Steve follows with his own plate. “Sorry,” he mumbles, realizing he stepped way over the line of polite dinner conversation.

She nods curtly and turns back to the table with a painted-on smile. “Homework,” she says to Jesse, and Jesse groans and slinks from the room.

“Really,” Steve says, feeling like a first-rate idiot. “I shouldn’t have said that.”

“It’s fine,” Denise says, though clearly it’s not. “I’m just not a big fan of guns.” She scrubs extra hard at the plate in her hand.

“Me neither,” Steve says. “These days I prefer to kill people with my charm.” He hits her with a big toothy grin.

She huff-laughs, and he sighs with relief. Though he barely knows her, he never wants to be responsible for dimming her remarkable brightness again, not even for a second, and wishes he could think of something else funny to say.

Setting the plate in the dish rack, she picks up their wine glasses from the table along with the half-empty bottle of Chardonnay and carries them to the living room.

“You used to play football?” she says as Steve sits in the chair and she sits on the couch.

“What gave me away?”

“You don’t reach so well with your right. I used to date a football player.”

Steve flushes. “Second-string offensive lineman for West Point.”

“Does it hurt?”

“Only when I reach.” He smirks, and she smiles.

“Where’d you go to school?” he asks.

“I didn’t. My life sort of got derailed when I was seventeen, then I had Jesse at eighteen and never fully got back on track.”

Steve calculates. Jesse’s eleven, which makes her twenty-nine, twenty years his junior and only a year older than Danny would have been.

Time a trick, for a moment, he’d forgotten his own age and thought she might be flirting.

As if to further confuse him, she reaches over and touches his knee as her other hand moves to her lips. “Shhh,” she says.

He freezes.

“Do you hear them?”

Steve arches his eyebrows, the only sound he hears the crazy pounding of his heart, the tips of her fingers warm through the cotton of his pants.

“Listen.”

He strains his ears, and she flitters her nails on his kneecap.

“You don’t hear that?”

Past the siren of his pulse is a faint noise that sounds like Alvin and the Chipmunks in fast-forward.

He nods, and she smiles. She has a wonderful smile, her lower lip riding up slightly over the bottom of her upper teeth.

She leans back, and he breathes.

“I used to be scared of them,” she says. “As a little girl, when the bats would come out, I’d hide under my covers. But now, each night, I listen for them.”

Jesse reemerges. He wears navy boxers emblazoned with baseballs and a white T-shirt.

“Ready,” he announces.

Steve remembers Danny at that age, independent but not so grown up as to give up being tucked into bed and kissed goodnight.

Denise stands, and so does Steve, realizing he’s probably overstayed his welcome. “Thank you, Denise.” He extends his hand to Jesse. “And thank you, young man.”

Jesse shakes it. “You’re welcome.”

“Don’t run out now,” Denise says. “This will only take a second.”

She disappears before he can respond. He listens to them talking and giggling behind the door, and then their mutual “I love yous.” And a second later, she is back.

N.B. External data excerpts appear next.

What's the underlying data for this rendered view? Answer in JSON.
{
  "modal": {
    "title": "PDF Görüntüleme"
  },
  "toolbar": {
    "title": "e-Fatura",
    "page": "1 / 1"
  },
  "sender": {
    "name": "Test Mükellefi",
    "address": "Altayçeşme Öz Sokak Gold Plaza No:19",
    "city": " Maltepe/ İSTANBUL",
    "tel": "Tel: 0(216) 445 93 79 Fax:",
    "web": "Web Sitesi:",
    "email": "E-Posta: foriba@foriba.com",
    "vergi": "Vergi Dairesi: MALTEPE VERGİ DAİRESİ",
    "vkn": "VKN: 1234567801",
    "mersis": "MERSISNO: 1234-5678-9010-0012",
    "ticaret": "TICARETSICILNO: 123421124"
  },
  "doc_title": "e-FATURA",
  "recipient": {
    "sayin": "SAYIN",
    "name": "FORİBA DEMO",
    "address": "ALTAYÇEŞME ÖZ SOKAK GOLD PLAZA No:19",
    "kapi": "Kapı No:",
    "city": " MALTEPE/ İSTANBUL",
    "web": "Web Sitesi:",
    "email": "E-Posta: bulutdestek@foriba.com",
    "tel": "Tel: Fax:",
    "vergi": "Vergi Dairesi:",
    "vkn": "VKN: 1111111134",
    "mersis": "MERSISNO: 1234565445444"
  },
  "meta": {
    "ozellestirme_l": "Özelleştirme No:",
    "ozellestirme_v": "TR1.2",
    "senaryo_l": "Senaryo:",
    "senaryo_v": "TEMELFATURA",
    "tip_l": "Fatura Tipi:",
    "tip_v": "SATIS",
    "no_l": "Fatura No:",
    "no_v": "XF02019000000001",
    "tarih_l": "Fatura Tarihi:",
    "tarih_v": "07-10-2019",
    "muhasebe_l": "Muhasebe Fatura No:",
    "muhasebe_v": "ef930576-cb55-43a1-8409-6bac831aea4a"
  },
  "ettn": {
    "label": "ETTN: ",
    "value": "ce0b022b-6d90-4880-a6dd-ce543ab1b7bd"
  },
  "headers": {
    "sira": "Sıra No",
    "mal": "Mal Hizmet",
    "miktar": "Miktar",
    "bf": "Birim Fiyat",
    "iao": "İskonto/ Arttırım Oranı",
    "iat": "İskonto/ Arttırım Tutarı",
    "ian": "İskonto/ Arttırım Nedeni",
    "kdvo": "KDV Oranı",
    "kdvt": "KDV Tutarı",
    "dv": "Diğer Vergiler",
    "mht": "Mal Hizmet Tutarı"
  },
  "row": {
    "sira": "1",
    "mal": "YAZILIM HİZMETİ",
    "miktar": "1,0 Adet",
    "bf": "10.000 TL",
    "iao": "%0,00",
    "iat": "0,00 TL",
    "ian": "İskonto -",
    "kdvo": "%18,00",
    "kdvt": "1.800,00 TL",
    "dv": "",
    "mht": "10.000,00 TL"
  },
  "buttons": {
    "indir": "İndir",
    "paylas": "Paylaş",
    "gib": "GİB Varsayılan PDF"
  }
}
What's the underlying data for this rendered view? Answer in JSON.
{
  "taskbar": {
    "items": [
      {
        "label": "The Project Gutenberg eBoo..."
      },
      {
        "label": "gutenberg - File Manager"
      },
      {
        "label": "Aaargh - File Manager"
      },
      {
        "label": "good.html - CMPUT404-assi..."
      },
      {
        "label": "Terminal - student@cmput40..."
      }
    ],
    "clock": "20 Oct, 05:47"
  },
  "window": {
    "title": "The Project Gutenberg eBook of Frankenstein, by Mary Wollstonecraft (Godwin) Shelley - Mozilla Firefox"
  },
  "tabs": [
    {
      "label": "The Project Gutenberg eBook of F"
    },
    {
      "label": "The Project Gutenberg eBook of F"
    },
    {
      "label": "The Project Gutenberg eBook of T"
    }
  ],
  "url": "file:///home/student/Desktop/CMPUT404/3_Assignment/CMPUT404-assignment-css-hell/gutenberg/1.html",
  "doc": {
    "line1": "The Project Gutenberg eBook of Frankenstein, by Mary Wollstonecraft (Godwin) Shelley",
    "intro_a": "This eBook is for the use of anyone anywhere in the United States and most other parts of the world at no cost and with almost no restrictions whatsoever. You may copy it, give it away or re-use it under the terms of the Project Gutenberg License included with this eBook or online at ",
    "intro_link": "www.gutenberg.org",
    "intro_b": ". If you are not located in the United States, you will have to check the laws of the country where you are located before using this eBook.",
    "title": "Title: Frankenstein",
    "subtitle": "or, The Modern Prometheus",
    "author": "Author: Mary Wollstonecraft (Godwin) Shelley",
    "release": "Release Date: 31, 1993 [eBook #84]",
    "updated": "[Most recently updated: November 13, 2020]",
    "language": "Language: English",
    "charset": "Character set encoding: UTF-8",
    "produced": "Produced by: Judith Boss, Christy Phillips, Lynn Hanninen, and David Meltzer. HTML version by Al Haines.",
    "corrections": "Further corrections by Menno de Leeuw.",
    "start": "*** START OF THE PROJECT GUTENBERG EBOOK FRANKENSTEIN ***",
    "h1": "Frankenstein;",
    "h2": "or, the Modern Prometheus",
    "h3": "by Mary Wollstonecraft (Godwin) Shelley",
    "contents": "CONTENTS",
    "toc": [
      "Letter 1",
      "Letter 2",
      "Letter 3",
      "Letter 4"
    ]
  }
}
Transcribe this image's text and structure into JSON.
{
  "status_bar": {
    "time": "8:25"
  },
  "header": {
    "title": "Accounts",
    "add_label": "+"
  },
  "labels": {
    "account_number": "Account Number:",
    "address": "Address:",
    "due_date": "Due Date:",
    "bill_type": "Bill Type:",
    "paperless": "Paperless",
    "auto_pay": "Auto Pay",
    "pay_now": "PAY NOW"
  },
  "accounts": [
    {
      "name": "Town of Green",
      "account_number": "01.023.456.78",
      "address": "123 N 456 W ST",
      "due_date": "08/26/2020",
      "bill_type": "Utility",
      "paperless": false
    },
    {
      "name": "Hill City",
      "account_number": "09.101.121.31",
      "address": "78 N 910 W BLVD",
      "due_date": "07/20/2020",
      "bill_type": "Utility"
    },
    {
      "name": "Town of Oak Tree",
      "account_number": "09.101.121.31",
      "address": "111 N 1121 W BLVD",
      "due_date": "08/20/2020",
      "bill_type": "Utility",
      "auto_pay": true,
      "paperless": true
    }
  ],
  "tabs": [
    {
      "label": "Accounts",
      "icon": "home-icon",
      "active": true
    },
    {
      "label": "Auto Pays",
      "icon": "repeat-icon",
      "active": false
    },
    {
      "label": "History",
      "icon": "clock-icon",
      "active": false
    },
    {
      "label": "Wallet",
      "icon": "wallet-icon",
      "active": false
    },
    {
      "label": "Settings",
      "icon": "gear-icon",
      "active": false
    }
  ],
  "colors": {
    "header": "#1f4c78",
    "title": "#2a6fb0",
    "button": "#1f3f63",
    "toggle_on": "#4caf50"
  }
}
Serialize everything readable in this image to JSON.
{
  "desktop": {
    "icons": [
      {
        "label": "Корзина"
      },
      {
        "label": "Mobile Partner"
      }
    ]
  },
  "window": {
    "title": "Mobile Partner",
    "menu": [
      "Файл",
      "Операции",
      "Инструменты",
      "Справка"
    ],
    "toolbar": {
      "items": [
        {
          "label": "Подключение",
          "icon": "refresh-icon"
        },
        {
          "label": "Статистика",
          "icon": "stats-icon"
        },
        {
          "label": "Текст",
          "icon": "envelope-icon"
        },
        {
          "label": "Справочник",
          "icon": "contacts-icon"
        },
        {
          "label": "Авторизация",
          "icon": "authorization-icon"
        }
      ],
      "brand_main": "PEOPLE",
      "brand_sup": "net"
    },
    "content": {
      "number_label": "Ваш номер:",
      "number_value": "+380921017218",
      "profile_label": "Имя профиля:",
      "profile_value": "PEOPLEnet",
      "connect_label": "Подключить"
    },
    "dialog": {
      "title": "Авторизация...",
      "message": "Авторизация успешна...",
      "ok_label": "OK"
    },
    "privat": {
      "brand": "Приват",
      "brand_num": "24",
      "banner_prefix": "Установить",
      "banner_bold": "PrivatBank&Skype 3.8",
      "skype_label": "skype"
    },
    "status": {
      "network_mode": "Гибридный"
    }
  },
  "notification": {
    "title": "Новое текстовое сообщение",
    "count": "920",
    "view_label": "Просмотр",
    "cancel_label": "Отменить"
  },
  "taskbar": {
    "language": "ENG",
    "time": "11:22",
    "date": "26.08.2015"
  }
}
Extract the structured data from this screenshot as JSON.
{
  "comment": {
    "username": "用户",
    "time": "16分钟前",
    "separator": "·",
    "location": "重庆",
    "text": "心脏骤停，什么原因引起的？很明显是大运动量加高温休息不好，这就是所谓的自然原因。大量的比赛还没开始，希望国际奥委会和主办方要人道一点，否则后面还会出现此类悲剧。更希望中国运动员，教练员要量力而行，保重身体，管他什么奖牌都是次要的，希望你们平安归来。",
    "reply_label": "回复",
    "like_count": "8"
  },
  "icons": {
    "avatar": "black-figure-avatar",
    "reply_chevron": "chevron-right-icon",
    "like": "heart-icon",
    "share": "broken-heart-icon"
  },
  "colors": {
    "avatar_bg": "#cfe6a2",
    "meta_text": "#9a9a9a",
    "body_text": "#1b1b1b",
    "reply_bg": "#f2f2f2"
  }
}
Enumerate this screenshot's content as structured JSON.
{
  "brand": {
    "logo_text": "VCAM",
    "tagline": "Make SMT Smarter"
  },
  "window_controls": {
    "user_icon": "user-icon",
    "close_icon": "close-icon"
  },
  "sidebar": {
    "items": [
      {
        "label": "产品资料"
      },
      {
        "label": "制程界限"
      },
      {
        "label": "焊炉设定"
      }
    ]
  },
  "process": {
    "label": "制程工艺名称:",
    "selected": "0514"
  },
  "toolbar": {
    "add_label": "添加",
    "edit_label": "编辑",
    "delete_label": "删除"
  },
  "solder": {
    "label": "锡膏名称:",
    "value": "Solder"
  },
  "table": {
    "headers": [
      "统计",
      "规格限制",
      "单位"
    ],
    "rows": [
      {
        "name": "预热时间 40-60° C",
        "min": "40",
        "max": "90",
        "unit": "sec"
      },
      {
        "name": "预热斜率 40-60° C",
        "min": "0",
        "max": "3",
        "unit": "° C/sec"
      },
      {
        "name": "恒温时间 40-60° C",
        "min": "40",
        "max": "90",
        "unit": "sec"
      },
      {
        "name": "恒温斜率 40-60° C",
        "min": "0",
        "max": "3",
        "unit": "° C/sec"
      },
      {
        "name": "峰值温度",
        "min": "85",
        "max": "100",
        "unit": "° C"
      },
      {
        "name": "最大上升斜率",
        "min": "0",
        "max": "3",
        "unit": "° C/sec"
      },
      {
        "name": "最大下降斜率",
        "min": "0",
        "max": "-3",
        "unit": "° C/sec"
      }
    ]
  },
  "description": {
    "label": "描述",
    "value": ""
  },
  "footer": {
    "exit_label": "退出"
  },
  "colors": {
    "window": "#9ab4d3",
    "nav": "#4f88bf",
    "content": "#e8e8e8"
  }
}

“Denise, I really should go. I still have some work to finish⁠—”

“At Otis’s?”

“That and some other things.”

“I want to come with you.”

He tilts his head. “Come with me? Where?”

“To Otis’s.” Her jaw slides out.

“Why?”

“I want to see it.”

“Why?” he repeats.

Her boldness falters, her chin trembling as her eyes drop to the floor between them. “To know that he’s gone.”

“He is,” Steve says gently.

“I need to know. To see his empty, vacant house and know.”

“Denise—”

She shakes her head. “For twelve years, every time I’ve walked by that house, it has haunted me, and I want to know it’s no longer something to be afraid of.”

“It’s not. It’s just a house.”

“Maybe to you. To me it’s every nightmare I’ve ever had.”

The words strike a chord, his own nights haunted by the same recurring dream of running toward Danny and arriving too late.

“That probably sounds silly to you,” she says.

Not silly, he thinks, but perhaps naïve, things not always what they seem and some things better left unknown.